Look. Notice. Ask questions.
Picture 3: the violin man
Who is this old man? Why is he sitting in the shop, alone? Is he waiting for someone? Customers? Is no one coming? Why? Or maybe music has been outlawed, and he's waiting for soldiers to come and take the violins away ... Or he could be a wizard, infusing his violins with magic ... but why?
Look. Notice. Ask questions.
Sometimes I am afraid to ask "why". Usually this fear comes when I've already written the book, because I'm afraid if I dig deeper I'll have MORE EDITING TO DO AND NO UGH. As little editing as possible, please and thank you.

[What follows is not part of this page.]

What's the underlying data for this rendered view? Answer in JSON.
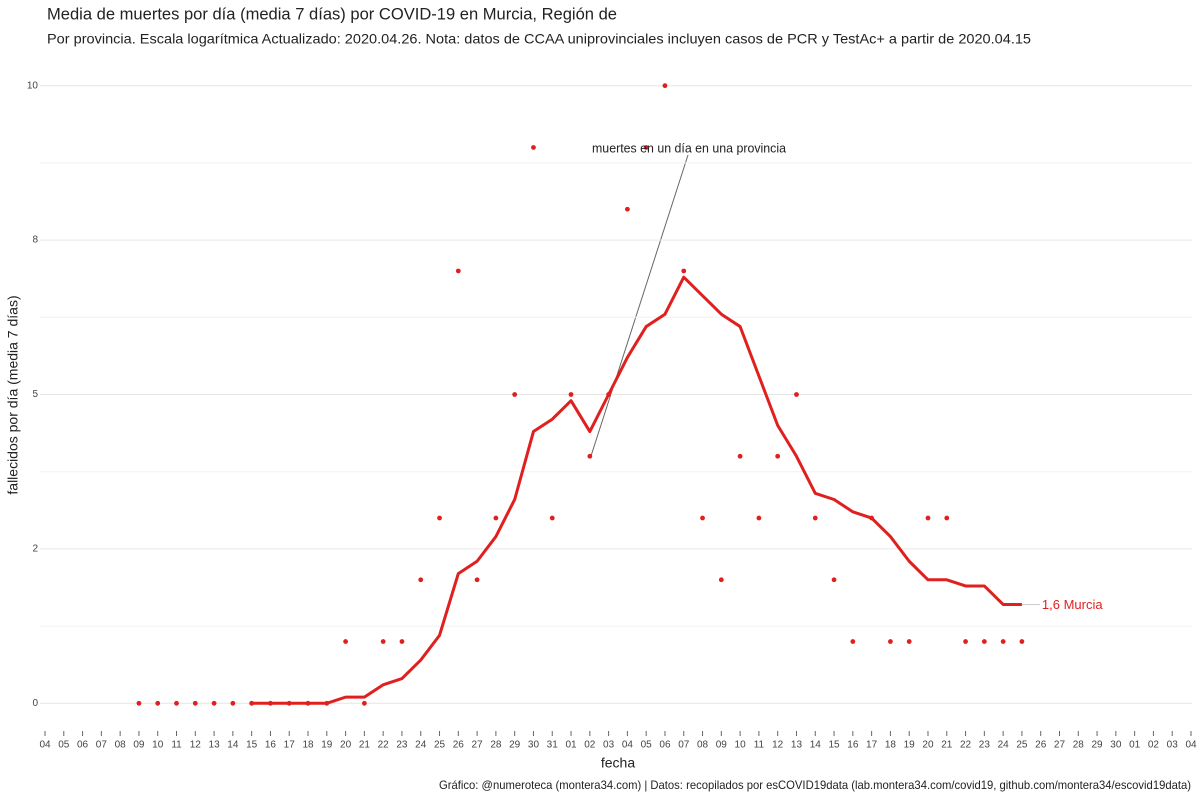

So, especially now that we're planning, DON'T BE AFRAID TO ASK WHY. Why takes everything deeper, and it really makes you think.
Don't fear. Look around you. Notice what you see.
And ask lots of questions.
I hope you liked this post! I have an announcement to make soon. I'm not sure when I'll do it, but I already wrote the post up so I might put it up Wednesday, or Tuesday ...? We'll see. I'M SO EXCITED THOUGH AHHHH.
(No it does not start with "e" and rhyme with creditors, sadly, but IT'S STILL EXCITING)
How is Nano Prep going for you guys? Do you have all your characters figured out? Do you do any of the excercises I mentioned? Did the pictures give you any ideas? Please share with me!